Das nicht, in internen Diskussionen geht es durchaus heftig zur Sache. Aber es gibt ein anderes Gefühl von Loyalität gegenüber Vorsitzenden als in stärker programmatisch ausgerichteten Parteien. Deshalb sind bürgerliche Parteien robuster, es gibt nicht diese anarchischen Reflexe wie bei der SPD. So etwas wie der Sturz Scharpings auf einem Parteitag wäre bei der CDU undenkbar.

Für die CDU, die Sie beschreiben, ist Merkel die perfekte Vorsitzende: Programmatisch unsichtbar, nicht zu fassen. Mit ihr ist politisch alles möglich.

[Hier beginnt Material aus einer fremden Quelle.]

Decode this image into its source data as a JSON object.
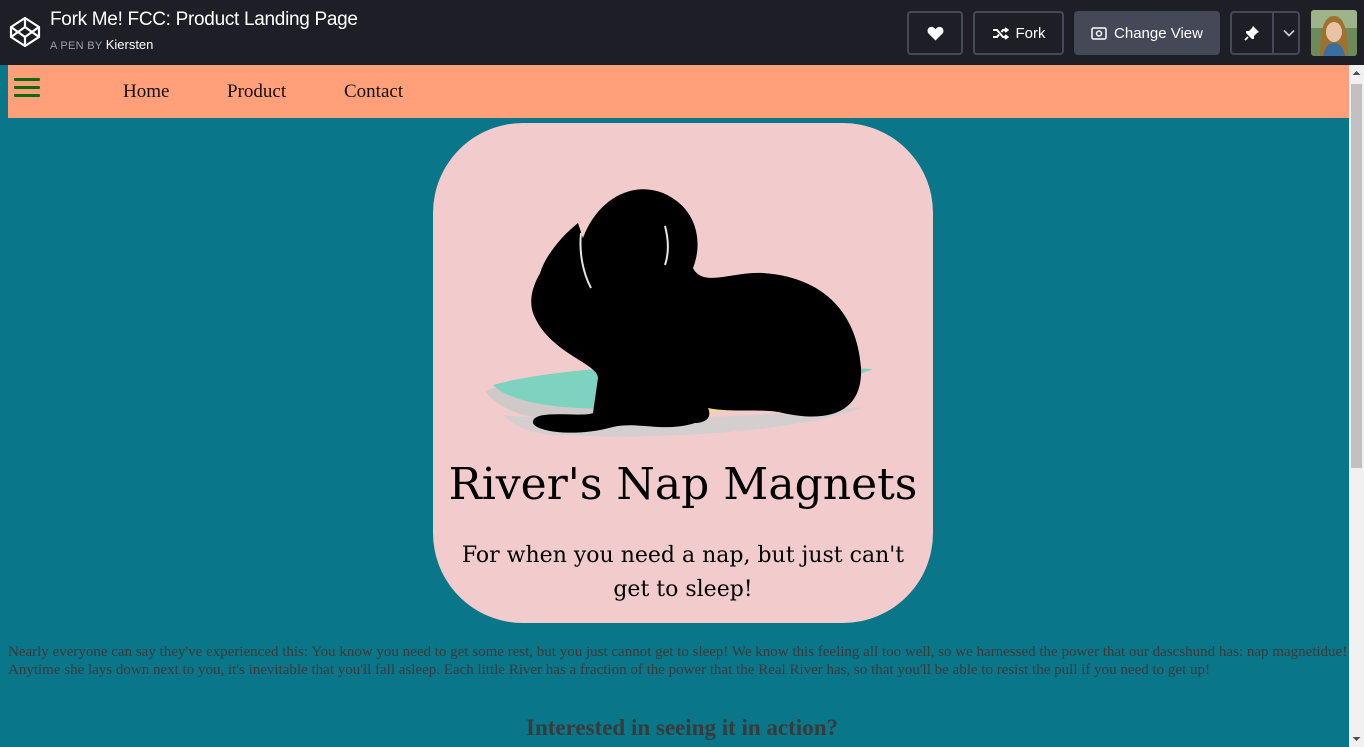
{
  "header": {
    "title": "Fork Me! FCC: Product Landing Page",
    "byline_prefix": "A PEN BY",
    "author": "Kiersten",
    "fork_label": "Fork",
    "change_view_label": "Change View"
  },
  "nav": {
    "links": [
      "Home",
      "Product",
      "Contact"
    ]
  },
  "hero": {
    "title": "River's Nap Magnets",
    "subtitle": "For when you need a nap, but just can't get to sleep!"
  },
  "content": {
    "paragraph": "Nearly everyone can say they've experienced this: You know you need to get some rest, but you just cannot get to sleep! We know this feeling all too well, so we harnessed the power that our dascshund has: nap magnetidue! Anytime she lays down next to you, it's inevitable that you'll fall asleep. Each little River has a fraction of the power that the Real River has, so that you'll be able to resist the pull if you need to get up!",
    "cta_heading": "Interested in seeing it in action?"
  },
  "colors": {
    "page_bg": "#0a7689",
    "navbar_bg": "#ffa07a",
    "hero_bg": "#f2cbcd",
    "topbar_bg": "#1e1f26"
  }
}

Sicher hat Angela Merkel kein so ausgeprägtes, christlich-demokratisches Wurzelwerk wie die "Eiche" Helmut Kohl. Sie deshalb aber als programmatisch unsichtbar hinzustellen, wäre falsch. Sie schätzt den Wert der Freiheit höher ein als viele Westpolitiker. Ihr Impetus gegen die Regulierungswut des Staates ist auch durch ihre DDR-Erfahrung bedingt, ebenso ihre natürliche proamerikanische Einstellung. Sie denkt nicht nur pragmatisch. Andererseits: Sie ist erst mit 36 Jahren in die CDU eingetreten, in der Partei nicht so verwurzelt. Sie kann Wechselwähler besser ansprechen. Sie macht keine ideologischen Schaukämpfe, sie kann leichter Positionen räumen, Kompromisse eingehen.

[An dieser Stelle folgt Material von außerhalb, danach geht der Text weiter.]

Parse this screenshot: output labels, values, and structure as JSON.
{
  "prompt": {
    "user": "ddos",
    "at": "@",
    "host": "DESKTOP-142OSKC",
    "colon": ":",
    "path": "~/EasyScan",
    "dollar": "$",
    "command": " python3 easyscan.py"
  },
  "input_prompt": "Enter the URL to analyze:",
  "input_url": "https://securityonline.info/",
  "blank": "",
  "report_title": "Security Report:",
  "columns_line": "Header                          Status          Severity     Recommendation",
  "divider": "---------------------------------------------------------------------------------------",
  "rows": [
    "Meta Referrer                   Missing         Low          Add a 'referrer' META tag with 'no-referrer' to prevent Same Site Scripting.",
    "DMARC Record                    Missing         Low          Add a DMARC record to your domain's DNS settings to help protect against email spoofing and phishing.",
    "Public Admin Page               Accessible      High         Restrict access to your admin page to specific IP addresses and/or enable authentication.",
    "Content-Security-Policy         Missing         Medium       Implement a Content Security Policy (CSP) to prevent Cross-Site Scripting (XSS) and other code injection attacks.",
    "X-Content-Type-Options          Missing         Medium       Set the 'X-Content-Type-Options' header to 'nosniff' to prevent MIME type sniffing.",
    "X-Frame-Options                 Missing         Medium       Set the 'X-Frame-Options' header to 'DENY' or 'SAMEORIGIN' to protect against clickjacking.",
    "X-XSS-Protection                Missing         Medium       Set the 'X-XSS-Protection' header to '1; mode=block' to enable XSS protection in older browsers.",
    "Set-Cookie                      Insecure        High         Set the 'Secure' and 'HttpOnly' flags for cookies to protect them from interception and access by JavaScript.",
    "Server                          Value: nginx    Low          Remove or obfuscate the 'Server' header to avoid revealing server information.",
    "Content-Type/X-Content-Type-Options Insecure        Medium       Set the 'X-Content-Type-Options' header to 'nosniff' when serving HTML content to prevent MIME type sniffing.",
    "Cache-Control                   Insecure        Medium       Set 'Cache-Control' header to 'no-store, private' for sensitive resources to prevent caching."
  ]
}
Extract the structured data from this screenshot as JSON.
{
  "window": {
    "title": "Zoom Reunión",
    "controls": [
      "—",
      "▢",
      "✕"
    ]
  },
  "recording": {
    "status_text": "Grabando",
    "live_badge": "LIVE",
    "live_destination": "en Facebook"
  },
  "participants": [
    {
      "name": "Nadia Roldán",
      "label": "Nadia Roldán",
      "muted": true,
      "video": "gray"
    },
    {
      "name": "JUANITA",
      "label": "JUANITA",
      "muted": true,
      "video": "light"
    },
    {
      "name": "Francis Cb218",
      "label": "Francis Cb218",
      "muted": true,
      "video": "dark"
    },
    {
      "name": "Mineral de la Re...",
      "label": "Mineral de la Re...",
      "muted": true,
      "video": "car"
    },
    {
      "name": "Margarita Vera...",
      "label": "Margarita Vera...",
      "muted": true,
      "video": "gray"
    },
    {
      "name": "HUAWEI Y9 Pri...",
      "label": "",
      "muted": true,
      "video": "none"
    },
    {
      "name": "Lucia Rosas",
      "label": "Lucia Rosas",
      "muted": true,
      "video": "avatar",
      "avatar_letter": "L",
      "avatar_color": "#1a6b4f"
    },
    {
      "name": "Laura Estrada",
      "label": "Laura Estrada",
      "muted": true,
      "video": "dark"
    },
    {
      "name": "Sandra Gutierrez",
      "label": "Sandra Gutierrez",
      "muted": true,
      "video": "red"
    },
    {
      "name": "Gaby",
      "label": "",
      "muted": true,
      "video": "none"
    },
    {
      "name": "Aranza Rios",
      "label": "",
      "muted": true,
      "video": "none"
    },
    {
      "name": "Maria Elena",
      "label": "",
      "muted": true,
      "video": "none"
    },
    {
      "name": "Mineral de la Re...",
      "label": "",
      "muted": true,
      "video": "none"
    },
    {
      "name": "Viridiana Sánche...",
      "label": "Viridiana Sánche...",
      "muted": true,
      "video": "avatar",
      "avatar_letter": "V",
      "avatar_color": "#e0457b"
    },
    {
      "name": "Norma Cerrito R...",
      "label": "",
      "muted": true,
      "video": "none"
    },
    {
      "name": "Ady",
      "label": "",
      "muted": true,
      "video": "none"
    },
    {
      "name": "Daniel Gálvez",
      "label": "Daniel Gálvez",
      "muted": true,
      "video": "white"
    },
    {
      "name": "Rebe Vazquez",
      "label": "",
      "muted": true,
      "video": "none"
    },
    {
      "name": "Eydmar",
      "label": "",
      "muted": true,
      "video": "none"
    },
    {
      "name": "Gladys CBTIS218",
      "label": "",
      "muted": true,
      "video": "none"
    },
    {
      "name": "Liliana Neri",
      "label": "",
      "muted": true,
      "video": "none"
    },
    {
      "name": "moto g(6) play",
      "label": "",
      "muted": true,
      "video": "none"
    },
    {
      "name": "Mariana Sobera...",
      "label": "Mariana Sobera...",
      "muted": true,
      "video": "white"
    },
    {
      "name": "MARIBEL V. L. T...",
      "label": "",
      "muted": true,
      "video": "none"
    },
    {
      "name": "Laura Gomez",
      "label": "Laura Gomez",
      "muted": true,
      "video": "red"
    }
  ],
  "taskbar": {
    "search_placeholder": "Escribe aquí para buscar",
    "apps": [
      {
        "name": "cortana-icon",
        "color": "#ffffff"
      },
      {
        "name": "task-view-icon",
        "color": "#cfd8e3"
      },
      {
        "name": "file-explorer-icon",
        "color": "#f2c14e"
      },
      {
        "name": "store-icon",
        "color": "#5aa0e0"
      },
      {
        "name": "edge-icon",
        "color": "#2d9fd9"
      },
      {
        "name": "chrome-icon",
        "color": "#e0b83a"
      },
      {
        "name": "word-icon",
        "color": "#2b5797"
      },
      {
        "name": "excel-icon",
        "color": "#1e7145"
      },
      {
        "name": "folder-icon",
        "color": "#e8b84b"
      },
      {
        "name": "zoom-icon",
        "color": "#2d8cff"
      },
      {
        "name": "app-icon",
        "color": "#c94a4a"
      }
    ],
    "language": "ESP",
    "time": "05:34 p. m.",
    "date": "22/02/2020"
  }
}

Aber was treibt sie an, was will sie? Einfach nur an der Macht bleiben?

Das wäre zu kurz gegriffen. Sie will sich durch Spitzenleistungen verwirklichen. Das ist ihr eigentliches Lebensziel. Sie sucht Selbstbestätigung in der von anderen anerkannten Leistung. Sie will besser sein als alle anderen. Das ist ihr als Pfarrerstochter von ihren Eltern eingebläut worden. Ihr wurde gesagt: Du kannst nur dann studieren, wenn du durch deine Leistung unangreifbar bist. Das hat sie verinnerlicht. Das bekommen jetzt ihre Verhandlungspartner zu spüren, national und international.

Besser zu sein, ist noch kein politisches Ziel. Hat Merkel eins?

Sie hat inzwischen erkannt, dass sie ein Lebensthema braucht. Jeder Regierungschef muss sich ja die Frage stellen: Womit werde ich identifiziert, wenn ich irgendwann das Amt abgebe? Nach meiner Überzeugung hat sie dieses Lebensthema gefunden.

Wir hören?

Sie will als Klimakanzlerin in die Geschichtsbücher eingehen.

Merkel will die Welt retten?

Na ja. Sie übertreiben, aber sie nimmt die Klimakatastrophe wirklich ernst. Angela Merkel hat als frühere Umweltministerin in Kioto mitverhandelt und erkannt, dass das Umweltthema eine Schicksalsfrage ist und die Menschen bewegt. Hier ist sie authentisch. Natürlich gefällt es ihr auch, wenn sie der SPD und den Grünen so ein Thema wegnimmt.

Reicht das für den Wahlkampf 2009? Diese wird mit dem Thema soziale Gerechtigkeit entschieden. Da hat Merkel nicht viel zu bieten.

Die soziale Frage wird sicher das Hauptproblem für Merkel im Wahlkampf. Trotzdem hat sie beste Chancen auf eine Wiederwahl und eine lange Amtszeit. Das hat auch damit zu tun, dass sie im Prinzip für alle Koalitionen, außer mit der tiefroten Linken, offen ist. Auch mit den Grünen. Allein der Gedanke, dass sie Frau Künast und Herrn Trittin in einer Jamaika-Koalition domestizieren könnte, würde ihr schon viel Freude machen. Ich sage jedenfalls voraus, dass sie an die lange Amtszeit Kohls herankommen wird.

Wollen Sie uns Angst machen? Oder nur die Auflage Ihrer Merkel-Biografie hochtreiben?

Ich will der taz die Möglichkeit geben, sich langfristig an Frau Merkel abzuarbeiten.